Selain menunjukkan tingginya lonjakan kematian di Jakarta, kajian yang berbasiskan catatan data pemakaman ini juga menyingkap fakta bahwa penularan SARS-CoV-2 di Jakarta mungkin telah dimulai dan berkembang setidaknya dua bulan sebelum deteksi resmi.
Padahal, kelebihan kematian 16.118 pemakaman selama 10 bulan pertama pada 2020 di Jakarta ini belum memasukkan pemakaman dan kremasi warga Jakarta di fasilitas pribadi atau di luar kota.
Sebanyak 48 persen pemakaman berlebih yang dilakukan di Jakarta dilakukan dengan protokol Covid-19. Itu berarti ada sekitar 52 persen kematian berlebih yang disebabkan berbagai faktor lain.
Seperti kita ketahui, membanjirnya pasien Covid-19 bisa melumpuhkan layanan kesehatan. Jika itu terjadi, seperti kita alami hari-hari ini, pasien dengan berbagai penyebab lain bakal terlambat tertangani. Data Lapor Covid-19 pada Minggu (3/1/2021), pasien di Depok, Jawa Barat, meninggal di taksi daring setelah ditolak sejumlah rumah sakit rujukan.
Data tentang kematian berlebih ini seharusnya mematahkan argumen para penyangkal yang meremehkan bahaya Covid-19. Sejarah mencatat, pandemi merupakan pembunuh utama manusia, seperti saat flu Spanyol 1918 menewaskan 50-100 juta manusia. Di Jawa dan Madura saja korbannya sekitar 4,3 juta jiwa serta di pulau lain Nusantara rata-rata 10-20 persen populasi meninggal (Siddharth Chandra, 2013).
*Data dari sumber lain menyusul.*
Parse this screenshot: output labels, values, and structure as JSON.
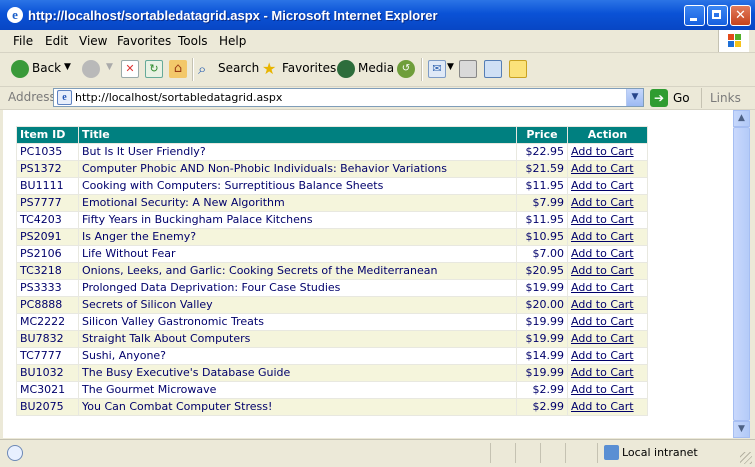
{
  "window": {
    "title": "http://localhost/sortabledatagrid.aspx - Microsoft Internet Explorer"
  },
  "menu": [
    "File",
    "Edit",
    "View",
    "Favorites",
    "Tools",
    "Help"
  ],
  "toolbar": {
    "back": "Back",
    "search": "Search",
    "favorites": "Favorites",
    "media": "Media"
  },
  "address": {
    "label": "Address",
    "url": "http://localhost/sortabledatagrid.aspx",
    "go": "Go",
    "links": "Links"
  },
  "grid": {
    "headers": {
      "id": "Item ID",
      "title": "Title",
      "price": "Price",
      "action": "Action"
    },
    "rows": [
      {
        "id": "PC1035",
        "title": "But Is It User Friendly?",
        "price": "$22.95",
        "action": "Add to Cart"
      },
      {
        "id": "PS1372",
        "title": "Computer Phobic AND Non-Phobic Individuals: Behavior Variations",
        "price": "$21.59",
        "action": "Add to Cart"
      },
      {
        "id": "BU1111",
        "title": "Cooking with Computers: Surreptitious Balance Sheets",
        "price": "$11.95",
        "action": "Add to Cart"
      },
      {
        "id": "PS7777",
        "title": "Emotional Security: A New Algorithm",
        "price": "$7.99",
        "action": "Add to Cart"
      },
      {
        "id": "TC4203",
        "title": "Fifty Years in Buckingham Palace Kitchens",
        "price": "$11.95",
        "action": "Add to Cart"
      },
      {
        "id": "PS2091",
        "title": "Is Anger the Enemy?",
        "price": "$10.95",
        "action": "Add to Cart"
      },
      {
        "id": "PS2106",
        "title": "Life Without Fear",
        "price": "$7.00",
        "action": "Add to Cart"
      },
      {
        "id": "TC3218",
        "title": "Onions, Leeks, and Garlic: Cooking Secrets of the Mediterranean",
        "price": "$20.95",
        "action": "Add to Cart"
      },
      {
        "id": "PS3333",
        "title": "Prolonged Data Deprivation: Four Case Studies",
        "price": "$19.99",
        "action": "Add to Cart"
      },
      {
        "id": "PC8888",
        "title": "Secrets of Silicon Valley",
        "price": "$20.00",
        "action": "Add to Cart"
      },
      {
        "id": "MC2222",
        "title": "Silicon Valley Gastronomic Treats",
        "price": "$19.99",
        "action": "Add to Cart"
      },
      {
        "id": "BU7832",
        "title": "Straight Talk About Computers",
        "price": "$19.99",
        "action": "Add to Cart"
      },
      {
        "id": "TC7777",
        "title": "Sushi, Anyone?",
        "price": "$14.99",
        "action": "Add to Cart"
      },
      {
        "id": "BU1032",
        "title": "The Busy Executive's Database Guide",
        "price": "$19.99",
        "action": "Add to Cart"
      },
      {
        "id": "MC3021",
        "title": "The Gourmet Microwave",
        "price": "$2.99",
        "action": "Add to Cart"
      },
      {
        "id": "BU2075",
        "title": "You Can Combat Computer Stress!",
        "price": "$2.99",
        "action": "Add to Cart"
      }
    ]
  },
  "status": {
    "zone": "Local intranet"
  },
  "colors": {
    "header_bg": "#008080",
    "row_alt_bg": "#f5f5dc",
    "text": "#00006b"
  }
}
Selain kejernihan membaca angka dan sejarah, hal lain yang juga penting disadari adalah setiap yang meninggal punya wajah dan kisah. Bayangkan saja, puluhan ribu orang yang meninggal itu adalah orang-orang terdekat kita. Maka, berhentilah mengingkari ancaman bahaya ini dengan lebih taat pada protokol kesehatan.